Di tengah dunia yang bergerak lewat notifikasi dan scroll tanpa henti, kedekatan justru menjadi hal yang paling sulit dirasakan. Isu inilah yang diangkat SSST melalui koleksi terbarunya, Post Sentimental, yang akan tampil di panggung BRI JF3 Fashion Festival 2026.

Ketika Kedekatan Berubah Menjadi Angka

Foto: Model Mengenakan Koleksi SSST “Post Sentimental” di BRI JF3 Fashion Festival 2026

Koleksi ini lahir dari pengamatan sederhana namun terasa dekat dengan keseharian kita. Pertemanan kini diukur lewat jumlah pengikut, percakapan berubah menjadi kolom komentar, dan momen berharga sering kali hanya bertahan sebagai konten. Teknologi yang awalnya hadir untuk mendekatkan manusia, perlahan justru menciptakan jarak baru yang tidak terlihat namun terasa.

Lewat Post Sentimental, SSST tidak berusaha memberi jawaban atas fenomena ini.
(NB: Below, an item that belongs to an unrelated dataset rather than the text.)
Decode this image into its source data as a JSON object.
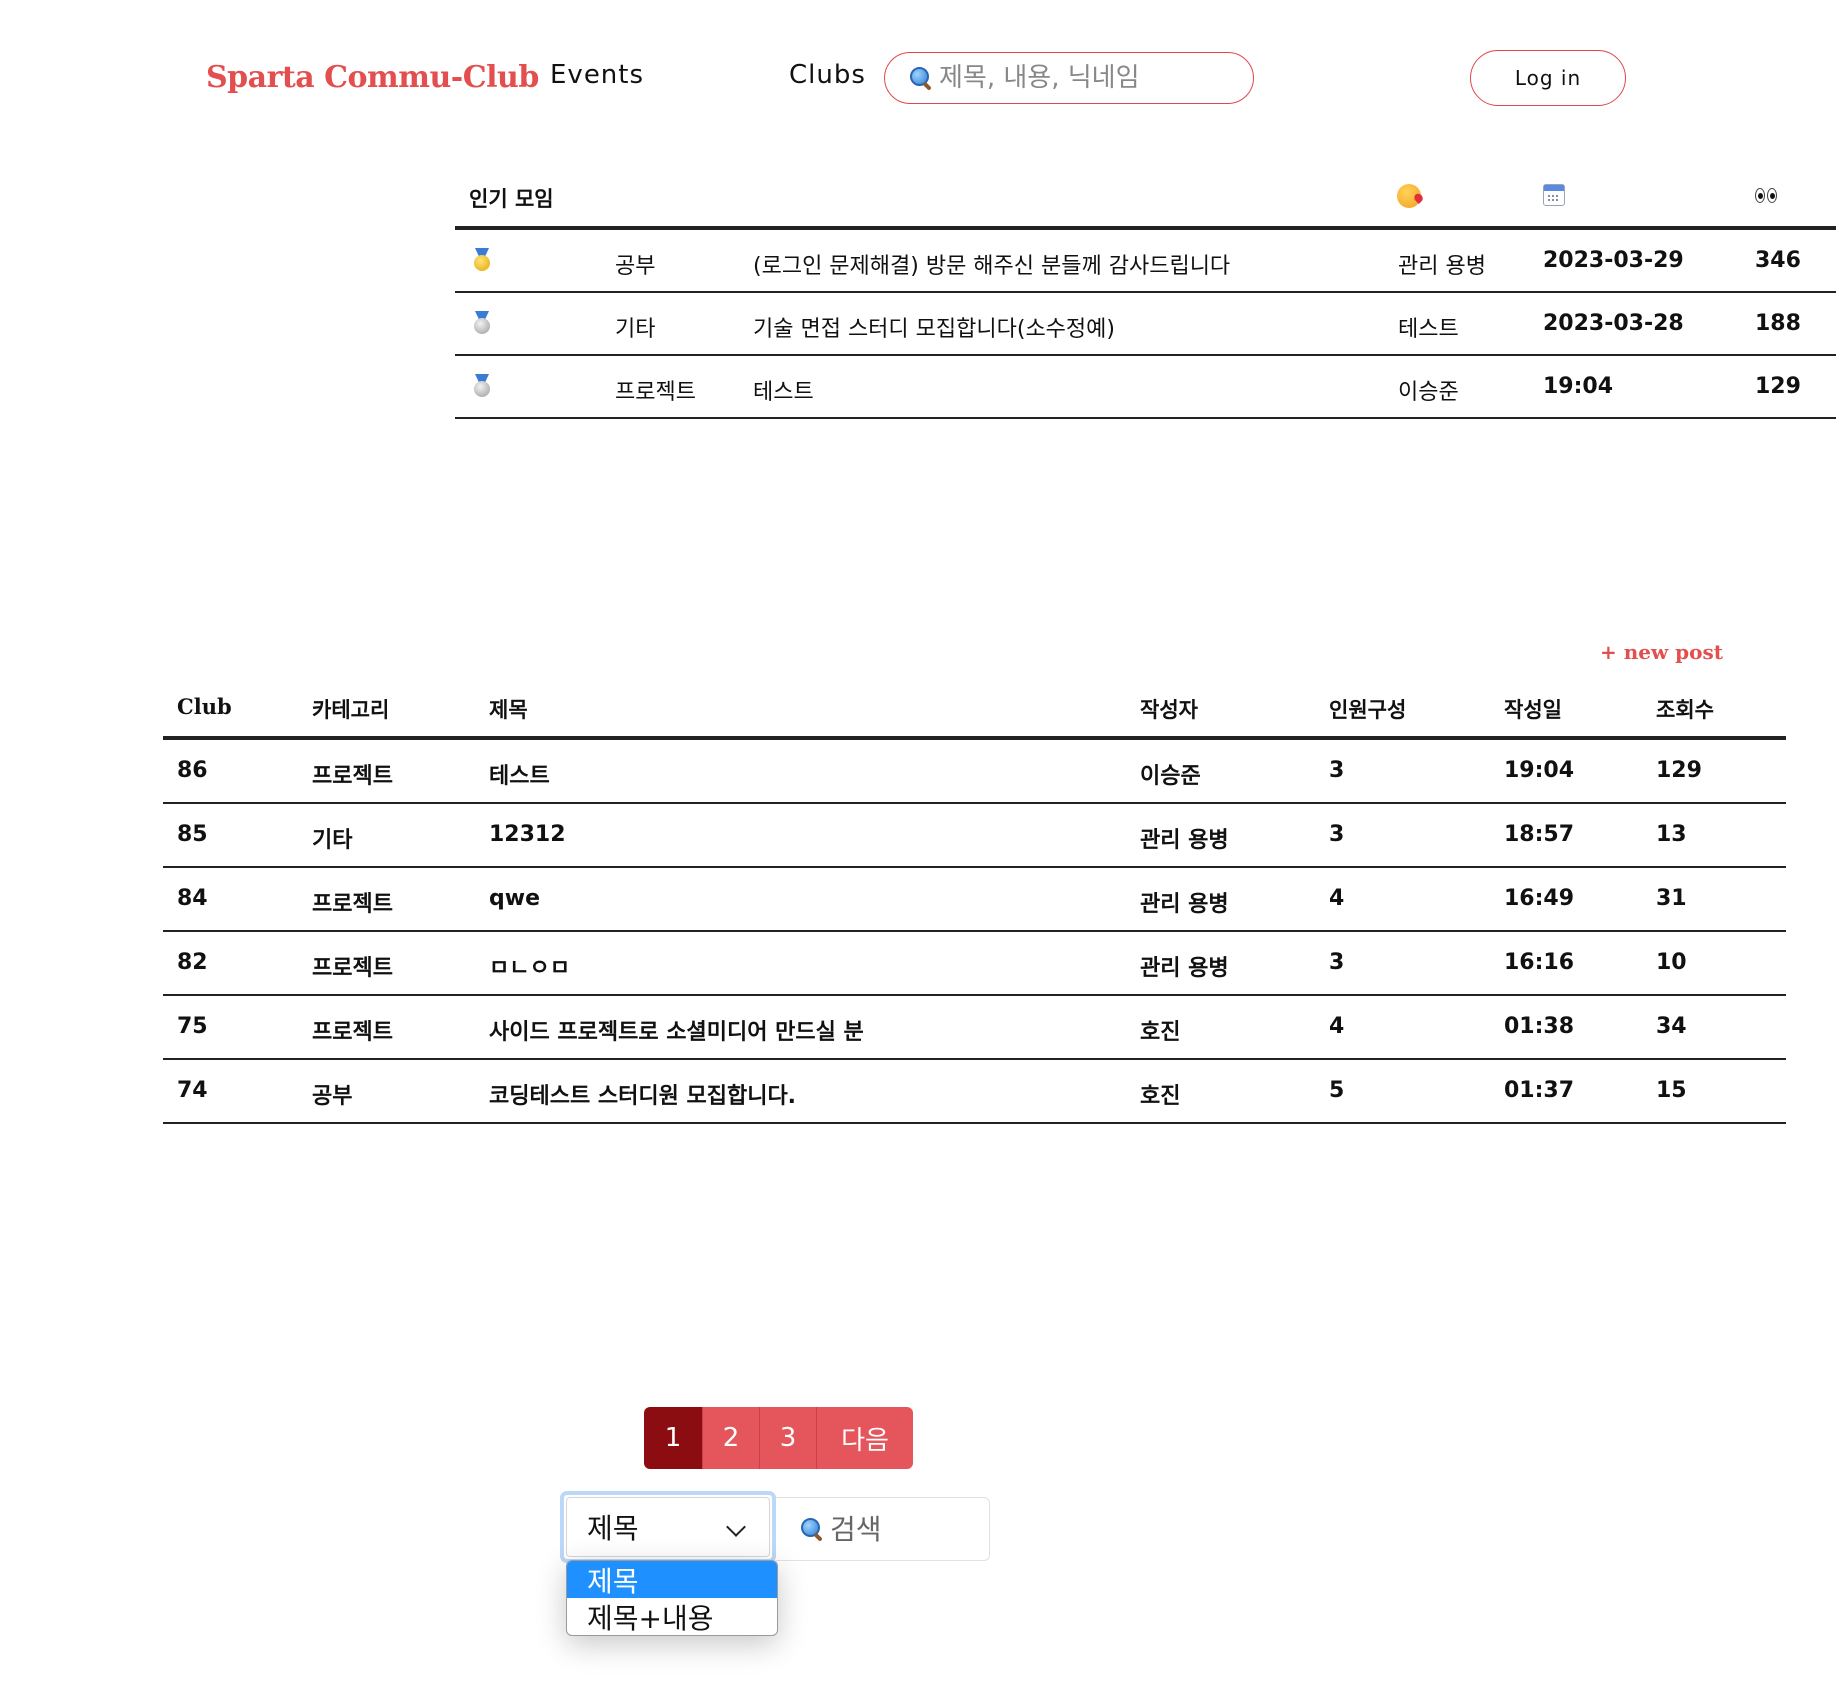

Koleksi ini lebih menjadi ajakan untuk berhenti sejenak dan mempertanyakan kembali hubungan kita dengan sistem digital yang membentuk cara berkomunikasi, mengonsumsi informasi, hingga merasakan hidup itu sendiri.

Bahasa visual khas SSST tetap menjadi kekuatan utama koleksi ini. Melalui eksplorasi siluet dan material, Post Sentimental menghadirkan benturan antara kehangatan manusia dengan presisi dunia digital. Setiap potongan seolah menggambarkan sosok generasi yang selalu terkoneksi, namun diam-diam merindukan sesuatu yang lebih nyata dan personal.
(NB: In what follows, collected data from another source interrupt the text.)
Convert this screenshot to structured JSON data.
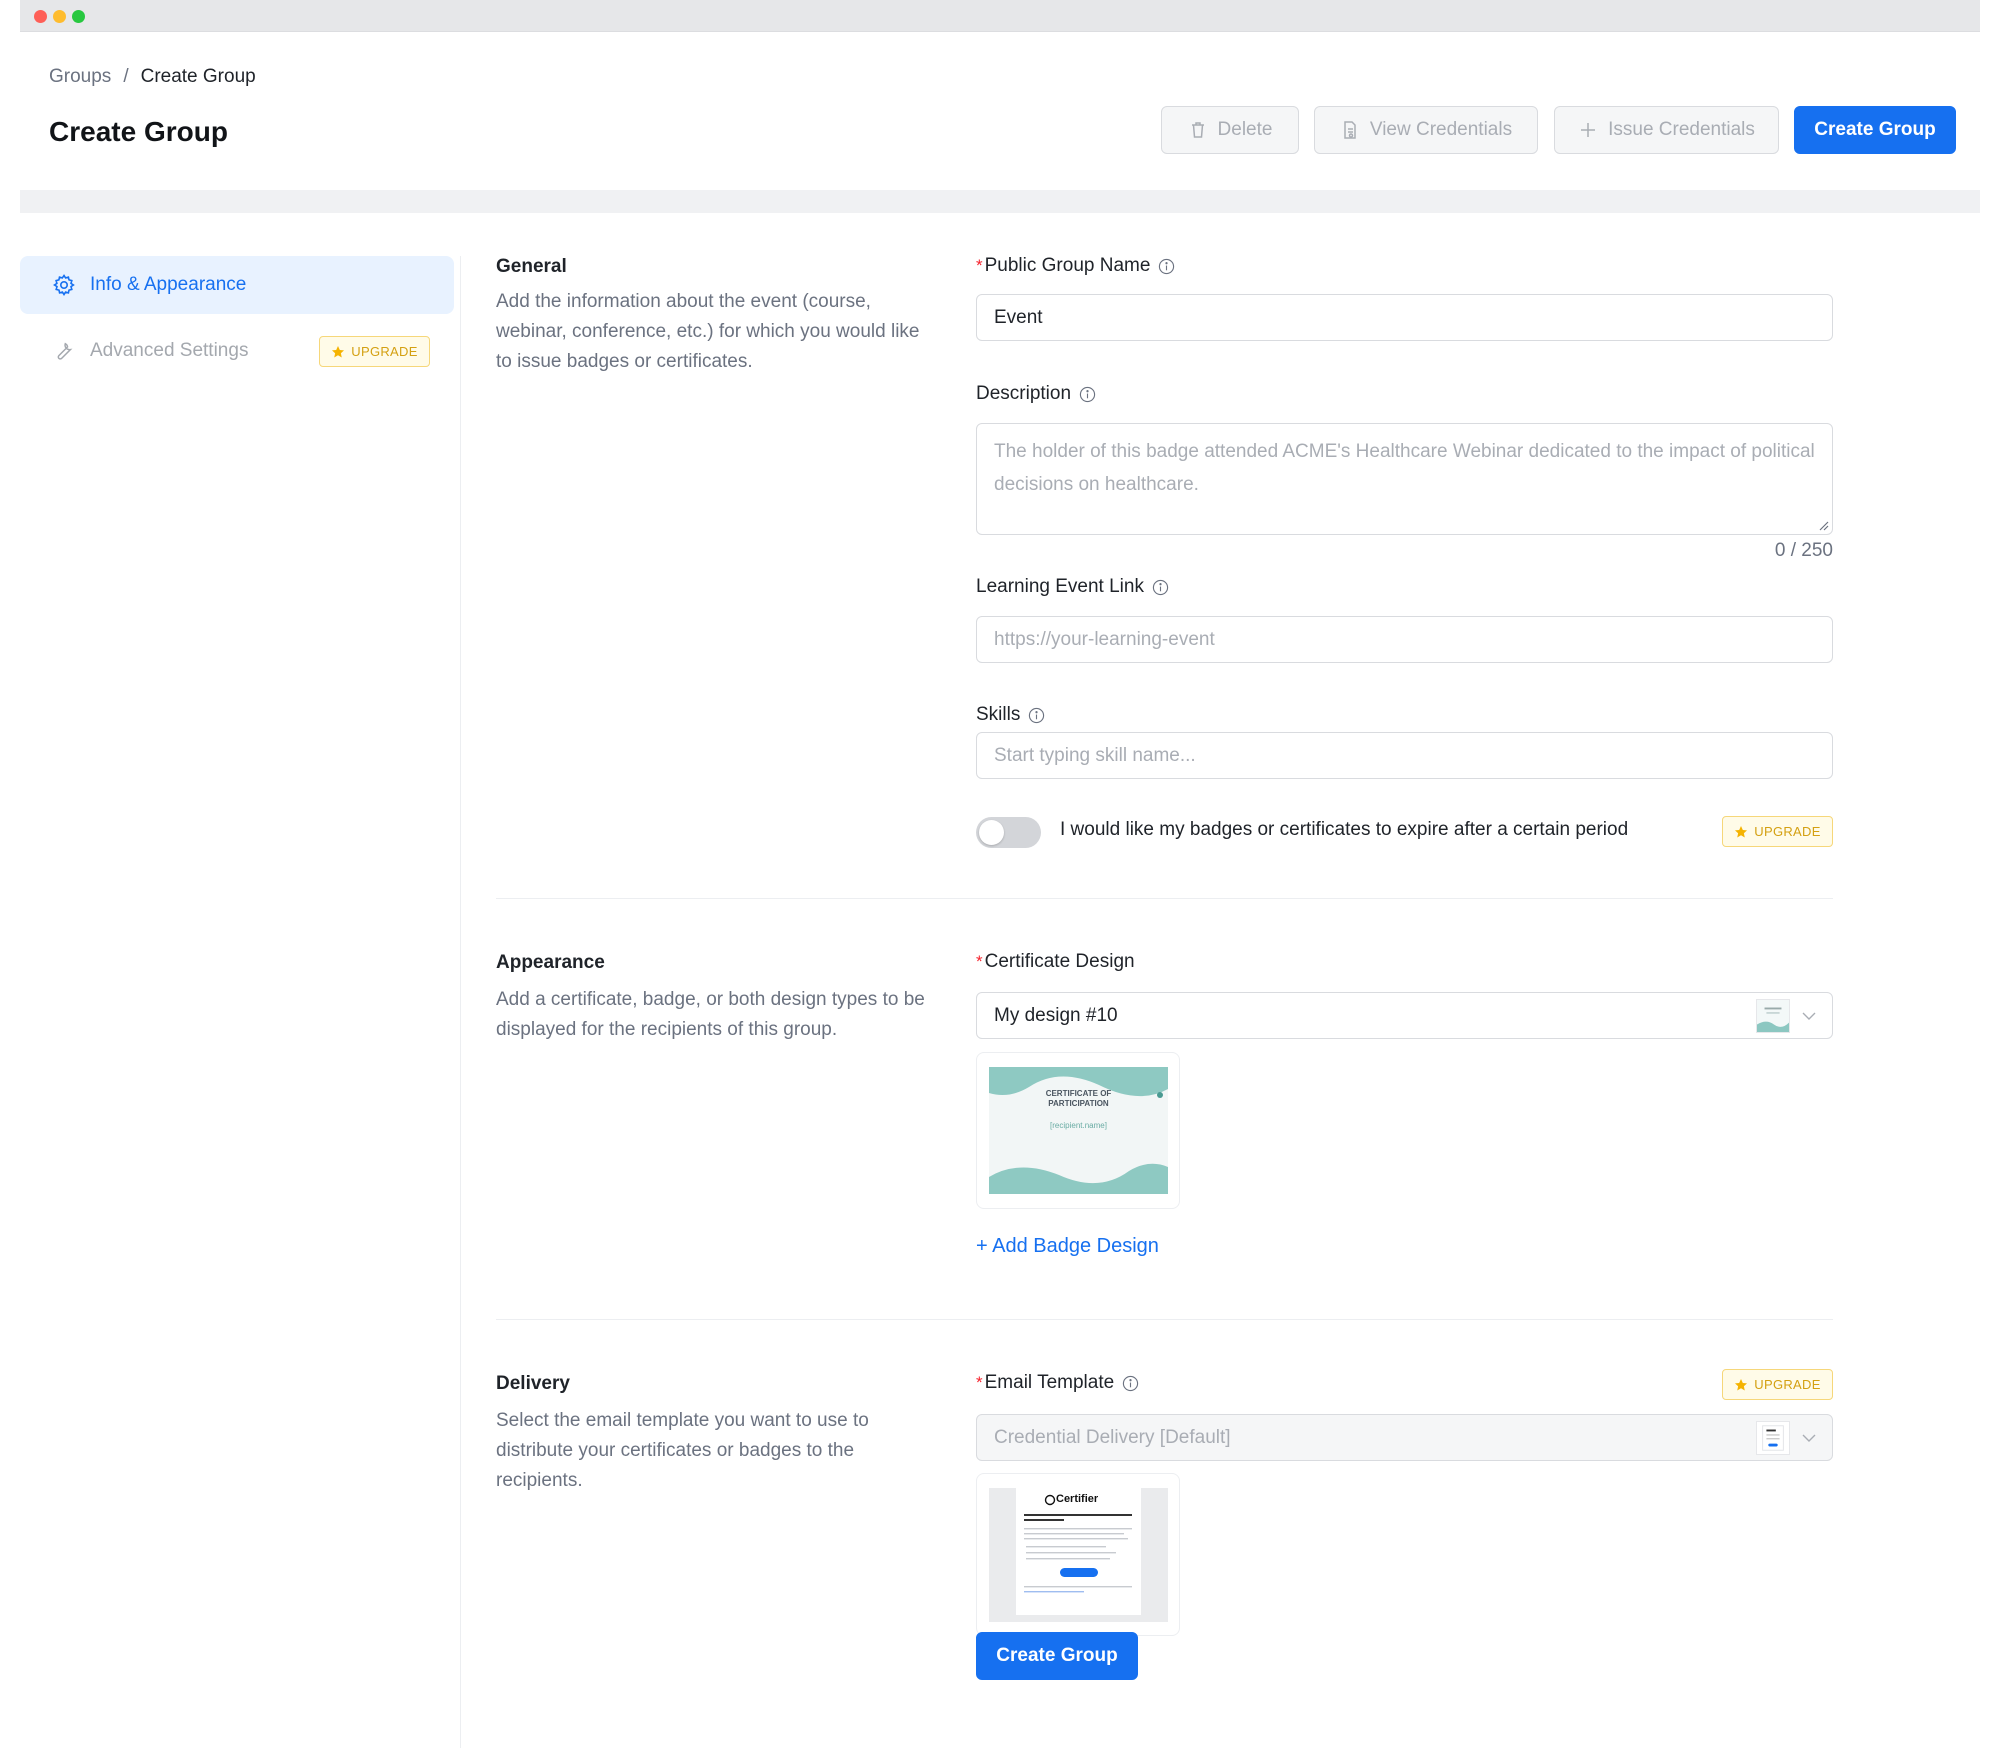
{
  "breadcrumb": {
    "parent": "Groups",
    "separator": "/",
    "current": "Create Group"
  },
  "page": {
    "title": "Create Group"
  },
  "header_actions": {
    "delete": "Delete",
    "view_credentials": "View Credentials",
    "issue_credentials": "Issue Credentials",
    "create_group": "Create Group"
  },
  "sidebar": {
    "items": [
      {
        "label": "Info & Appearance",
        "icon": "gear-icon",
        "active": true
      },
      {
        "label": "Advanced Settings",
        "icon": "wrench-icon",
        "active": false,
        "badge": "UPGRADE"
      }
    ]
  },
  "general": {
    "title": "General",
    "description": "Add the information about the event (course, webinar, conference, etc.) for which you would like to issue badges or certificates.",
    "public_group_name": {
      "label": "Public Group Name",
      "value": "Event"
    },
    "description_field": {
      "label": "Description",
      "placeholder": "The holder of this badge attended ACME's Healthcare Webinar dedicated to the impact of political decisions on healthcare.",
      "counter": "0 / 250"
    },
    "learning_event_link": {
      "label": "Learning Event Link",
      "placeholder": "https://your-learning-event"
    },
    "skills": {
      "label": "Skills",
      "placeholder": "Start typing skill name..."
    },
    "expire_toggle": {
      "label": "I would like my badges or certificates to expire after a certain period",
      "enabled": false,
      "badge": "UPGRADE"
    }
  },
  "appearance": {
    "title": "Appearance",
    "description": "Add a certificate, badge, or both design types to be displayed for the recipients of this group.",
    "certificate_design": {
      "label": "Certificate Design",
      "value": "My design #10"
    },
    "preview": {
      "heading": "CERTIFICATE OF PARTICIPATION",
      "recipient": "[recipient.name]"
    },
    "add_badge": "+ Add Badge Design"
  },
  "delivery": {
    "title": "Delivery",
    "description": "Select the email template you want to use to distribute your certificates or badges to the recipients.",
    "email_template": {
      "label": "Email Template",
      "value": "Credential Delivery [Default]",
      "badge": "UPGRADE"
    },
    "preview": {
      "brand": "Certifier"
    },
    "submit": "Create Group"
  },
  "colors": {
    "primary": "#1670f0",
    "upgrade": "#d4a012",
    "required": "#f5222d"
  }
}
Harmoni Fashion, Musik, dan Visual dalam Satu Panggung

“Post Sentimental” tidak hadir sebagai fashion show biasa. Presentasi ini dirancang sebagai pengalaman imersif yang menyatukan fashion, musik, dan visual dalam satu narasi utuh. Panggung akan dimeriahkan penampilan spesial dari Asylum Uniform dan Vicky Mono, dipadukan dengan motion graphics, tata cahaya, dan elemen visual sinematik yang dirancang khusus untuk memperkuat atmosfer koleksi.
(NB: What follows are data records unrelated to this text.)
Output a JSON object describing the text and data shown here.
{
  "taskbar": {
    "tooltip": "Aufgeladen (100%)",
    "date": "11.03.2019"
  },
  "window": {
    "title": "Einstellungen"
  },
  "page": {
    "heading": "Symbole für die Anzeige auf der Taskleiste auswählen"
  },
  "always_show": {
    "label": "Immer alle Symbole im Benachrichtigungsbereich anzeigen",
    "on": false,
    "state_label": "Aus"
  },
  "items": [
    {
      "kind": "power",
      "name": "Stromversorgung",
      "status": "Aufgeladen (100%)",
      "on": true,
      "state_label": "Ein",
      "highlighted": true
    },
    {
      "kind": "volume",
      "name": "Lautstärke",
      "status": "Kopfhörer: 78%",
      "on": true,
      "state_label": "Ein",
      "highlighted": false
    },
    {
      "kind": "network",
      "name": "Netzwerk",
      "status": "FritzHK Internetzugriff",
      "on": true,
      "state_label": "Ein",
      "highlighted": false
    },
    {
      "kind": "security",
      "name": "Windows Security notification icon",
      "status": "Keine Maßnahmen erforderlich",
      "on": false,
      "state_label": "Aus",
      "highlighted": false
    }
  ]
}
Foto: Bravy Mengenakan Koleksi SSST “Post Sentimental” di BRI JF3 Fashion Festival 2026

Setiap elemen dalam presentasi ini hadir bukan sebagai pelengkap, melainkan sebagai satu kesatuan bahasa yang membawa penonton masuk lebih dalam ke dunia Post Sentimental. Pendekatan multidisiplin semacam ini menjadi bukti bahwa panggung JF3 tidak hanya menjadi ruang untuk menampilkan busana, tetapi juga ruang eksperimentasi bagi desainer untuk menyampaikan gagasan yang lebih luas.

Mencari Ruang untuk Merasakan Sesuatu yang Nyata

Foto: Model Mengenakan Koleksi SSST “Post Sentimental” di BRI JF3 Fashion Festival 2026

Post Sentimental menjadi refleksi atas kehidupan generasi hari ini, yang terus bergerak mengikuti arus informasi dan beradaptasi dengan sistem digital, namun tetap mencari ruang untuk merasakan sesuatu yang autentik. Di dunia yang tidak pernah berhenti melakukan scroll, mungkin tindakan paling berarti justru adalah berhenti sejenak untuk benar benar hadir dan merasakan.

Bagi SSST, koleksi ini bukan sekadar rangkaian busana. Post Sentimental adalah cara brand ini membaca ulang bagaimana teknologi telah mengubah cara manusia mencintai, berkomunikasi, mengingat, dan merasakan dunia di sekitarnya.